Dean Marchetto FAIA, Founding Principal of Marchetto Higgins Stieve Architects nominated Tony for the award, saying not only was Tony his mentor but also that he “turned his understanding of architecture inside out.”
“As an architect, my feet are firmly grounded in the real developing world. Tony, as an educator, spends a lot of time with students in the theoretical world,” he said. “Tony taught me how to look at the environment completely differently. My outlook on my practice, on buildings, and on everything I do has changed. From looking at the piece—the building—to look at the whole. And looking at the negative space between buildings has become much more important. Buildings are really just walls around the space. It’s the space itself, and the placemaking of all of the things that have developed from there. I can’t say enough about Tony and what he’s done for me and opened my eyes to a bigger world.”
“Since I met Tony at my first Congress in New Urbanism event, he and I have worked together on many projects. And as much as he’s helped me in the professional practice, I can’t imagine how much he has helped young planners in the classroom and given them a vision for the future. He has provided very valuable ideas for our profession, and is well-deserving of the award,” Mr. Marchetto concluded.
“I am sincerely thankful and incredibly honored to have met and worked with Tony. As a former student and now a colleague of Tony, I am inspired by his commitment to practice, education, and family. He made everyone who worked for him feel like we were part of his family. He also helped me realize just how important my voice was in this profession and allowed me to approach planning and urban design through my comfort – drawing,” said Juan Ayala, Bloustein School Associate Professor of Practice. “Through the art of drawing, Tony shows his students how to see the simple things that make urban spaces relate to the surrounding architecture as well as how to use it to discover ideas and hidden information about places and social life.”
“Tony is very passionate about working with Bloustein School students on real-world projects. He leads his studio courses as if they are apprenticeships. Students learned quickly from Tony’s methods of approaching and designing projects. It was through his studio course that he brought awareness about the villages, hamlets, and towns in New Jersey to some of his students and it was shared in his book, Visions for a New American Dream.”

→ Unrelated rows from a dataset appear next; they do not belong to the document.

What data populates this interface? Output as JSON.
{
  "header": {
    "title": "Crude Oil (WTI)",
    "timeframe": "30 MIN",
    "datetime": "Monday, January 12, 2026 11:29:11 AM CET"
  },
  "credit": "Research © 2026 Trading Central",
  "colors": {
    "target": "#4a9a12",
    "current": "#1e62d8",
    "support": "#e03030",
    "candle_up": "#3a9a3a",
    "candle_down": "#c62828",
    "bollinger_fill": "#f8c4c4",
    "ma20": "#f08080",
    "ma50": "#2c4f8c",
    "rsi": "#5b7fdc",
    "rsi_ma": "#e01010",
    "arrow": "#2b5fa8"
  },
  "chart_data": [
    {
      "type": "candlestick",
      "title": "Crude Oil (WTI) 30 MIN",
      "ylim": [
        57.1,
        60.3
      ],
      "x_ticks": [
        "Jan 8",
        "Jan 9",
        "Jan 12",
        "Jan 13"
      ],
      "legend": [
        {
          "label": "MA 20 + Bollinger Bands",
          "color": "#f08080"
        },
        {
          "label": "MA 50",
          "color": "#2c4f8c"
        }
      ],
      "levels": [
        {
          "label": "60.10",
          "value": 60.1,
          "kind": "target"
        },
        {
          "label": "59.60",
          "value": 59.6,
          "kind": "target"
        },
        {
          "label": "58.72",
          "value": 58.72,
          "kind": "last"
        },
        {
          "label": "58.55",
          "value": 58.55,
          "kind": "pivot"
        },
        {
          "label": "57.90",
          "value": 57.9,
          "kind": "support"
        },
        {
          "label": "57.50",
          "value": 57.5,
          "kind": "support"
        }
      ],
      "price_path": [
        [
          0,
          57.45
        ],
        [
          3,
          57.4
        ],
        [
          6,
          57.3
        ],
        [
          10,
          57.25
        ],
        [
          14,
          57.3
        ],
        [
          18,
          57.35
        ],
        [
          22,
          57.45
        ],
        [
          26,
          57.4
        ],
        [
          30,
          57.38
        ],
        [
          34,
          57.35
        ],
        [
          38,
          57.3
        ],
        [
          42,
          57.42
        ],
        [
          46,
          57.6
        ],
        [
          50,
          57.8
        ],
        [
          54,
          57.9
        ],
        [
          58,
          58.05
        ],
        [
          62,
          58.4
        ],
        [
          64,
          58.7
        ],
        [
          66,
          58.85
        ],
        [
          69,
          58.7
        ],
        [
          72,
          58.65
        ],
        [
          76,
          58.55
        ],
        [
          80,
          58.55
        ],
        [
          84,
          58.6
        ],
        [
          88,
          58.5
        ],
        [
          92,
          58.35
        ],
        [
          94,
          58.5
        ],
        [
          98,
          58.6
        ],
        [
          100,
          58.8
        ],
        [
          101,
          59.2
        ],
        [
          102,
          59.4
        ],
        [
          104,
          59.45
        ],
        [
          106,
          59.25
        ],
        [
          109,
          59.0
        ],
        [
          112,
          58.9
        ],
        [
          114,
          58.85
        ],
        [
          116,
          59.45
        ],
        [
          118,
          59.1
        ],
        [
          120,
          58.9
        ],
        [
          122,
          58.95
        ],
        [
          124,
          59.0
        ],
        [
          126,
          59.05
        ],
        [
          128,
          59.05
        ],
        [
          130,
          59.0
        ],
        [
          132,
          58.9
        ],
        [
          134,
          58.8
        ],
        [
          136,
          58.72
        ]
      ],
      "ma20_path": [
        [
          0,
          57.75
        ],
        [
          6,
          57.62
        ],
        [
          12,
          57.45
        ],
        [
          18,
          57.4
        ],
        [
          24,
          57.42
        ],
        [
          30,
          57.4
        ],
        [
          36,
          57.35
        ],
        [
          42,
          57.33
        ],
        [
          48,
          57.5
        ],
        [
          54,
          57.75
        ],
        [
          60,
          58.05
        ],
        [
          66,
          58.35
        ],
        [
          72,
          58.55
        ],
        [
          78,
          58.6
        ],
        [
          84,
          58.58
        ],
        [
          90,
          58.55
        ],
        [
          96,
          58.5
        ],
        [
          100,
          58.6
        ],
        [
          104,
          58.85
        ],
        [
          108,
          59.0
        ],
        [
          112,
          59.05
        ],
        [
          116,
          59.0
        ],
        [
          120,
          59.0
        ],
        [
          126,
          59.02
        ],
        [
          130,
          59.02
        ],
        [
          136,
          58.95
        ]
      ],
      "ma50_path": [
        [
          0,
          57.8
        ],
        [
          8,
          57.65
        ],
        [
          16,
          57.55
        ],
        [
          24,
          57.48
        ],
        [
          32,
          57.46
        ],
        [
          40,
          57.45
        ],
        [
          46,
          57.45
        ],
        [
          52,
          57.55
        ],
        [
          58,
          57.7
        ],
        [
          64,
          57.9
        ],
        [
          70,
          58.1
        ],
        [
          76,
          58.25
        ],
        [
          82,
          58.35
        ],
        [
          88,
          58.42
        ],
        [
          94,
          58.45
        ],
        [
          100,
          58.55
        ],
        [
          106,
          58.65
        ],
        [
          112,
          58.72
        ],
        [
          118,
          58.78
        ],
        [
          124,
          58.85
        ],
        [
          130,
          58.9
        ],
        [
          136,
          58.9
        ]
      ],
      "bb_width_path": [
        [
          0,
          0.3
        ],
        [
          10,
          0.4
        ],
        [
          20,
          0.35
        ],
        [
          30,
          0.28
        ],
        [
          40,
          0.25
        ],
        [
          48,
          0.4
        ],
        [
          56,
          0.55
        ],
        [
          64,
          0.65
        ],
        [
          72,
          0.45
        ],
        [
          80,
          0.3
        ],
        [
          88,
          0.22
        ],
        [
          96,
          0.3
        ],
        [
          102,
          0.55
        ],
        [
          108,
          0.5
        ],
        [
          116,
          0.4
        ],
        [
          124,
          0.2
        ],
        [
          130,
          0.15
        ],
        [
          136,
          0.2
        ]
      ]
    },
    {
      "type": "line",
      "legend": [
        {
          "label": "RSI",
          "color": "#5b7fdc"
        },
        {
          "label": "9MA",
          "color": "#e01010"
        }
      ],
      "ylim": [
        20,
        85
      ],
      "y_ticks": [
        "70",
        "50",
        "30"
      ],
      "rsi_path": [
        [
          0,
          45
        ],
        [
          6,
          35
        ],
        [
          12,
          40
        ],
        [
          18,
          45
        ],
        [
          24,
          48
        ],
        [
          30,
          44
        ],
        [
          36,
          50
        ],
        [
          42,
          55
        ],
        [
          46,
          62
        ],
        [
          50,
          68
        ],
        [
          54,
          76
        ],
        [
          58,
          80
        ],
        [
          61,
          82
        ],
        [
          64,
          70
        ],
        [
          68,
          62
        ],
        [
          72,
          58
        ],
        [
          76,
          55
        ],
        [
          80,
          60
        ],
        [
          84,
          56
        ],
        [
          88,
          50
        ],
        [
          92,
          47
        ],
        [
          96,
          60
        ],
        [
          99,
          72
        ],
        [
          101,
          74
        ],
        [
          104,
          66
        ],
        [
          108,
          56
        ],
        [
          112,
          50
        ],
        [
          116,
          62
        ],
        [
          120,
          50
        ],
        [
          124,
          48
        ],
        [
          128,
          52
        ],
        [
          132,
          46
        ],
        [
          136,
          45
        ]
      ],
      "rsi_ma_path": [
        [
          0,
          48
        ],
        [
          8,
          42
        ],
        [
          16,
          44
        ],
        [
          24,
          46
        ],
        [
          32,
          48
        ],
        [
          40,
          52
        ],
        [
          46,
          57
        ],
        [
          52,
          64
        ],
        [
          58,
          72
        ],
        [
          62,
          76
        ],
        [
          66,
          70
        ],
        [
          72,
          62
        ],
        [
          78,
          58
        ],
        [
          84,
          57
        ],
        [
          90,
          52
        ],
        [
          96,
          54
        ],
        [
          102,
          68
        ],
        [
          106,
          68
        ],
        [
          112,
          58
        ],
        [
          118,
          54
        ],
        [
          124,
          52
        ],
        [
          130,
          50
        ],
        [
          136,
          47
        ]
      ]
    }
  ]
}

Ayala continued, “Personally, I appreciated his trust in allowing me to explore and discover new methods to draw as computers became more useful in visualizing design. Tony embraced technology and opened up new ways of including a wide variety of people in urban planning through his teaching methods. I witnessed how deeply engaged several community members were in his Visual Preference Survey and Hands-on Model Workshops as he motivated hundreds of people to participate in community decision-making and empowered them through these educational methods. Tony has an incredible ability to teach one person, or many people at the same time, about design and its impact on communities.
Since 1989, Tony has also led an award-winning urban planning firm A Nelessen Associates, Inc. which has become an urban planning and design “think tank,” a national creator in visioning, community planning, and urban design through public participation.
His bestselling book titled Visions for a New American Dream was published by the American Planning Association (1994). More recently, he published. Community Visioning for Place Making (Routledge 2021), a groundbreaking guide to engaging with communities in order to design better public spaces. He is currently working on What People Want, based on his extensive research conducting community visioning sessions across the country.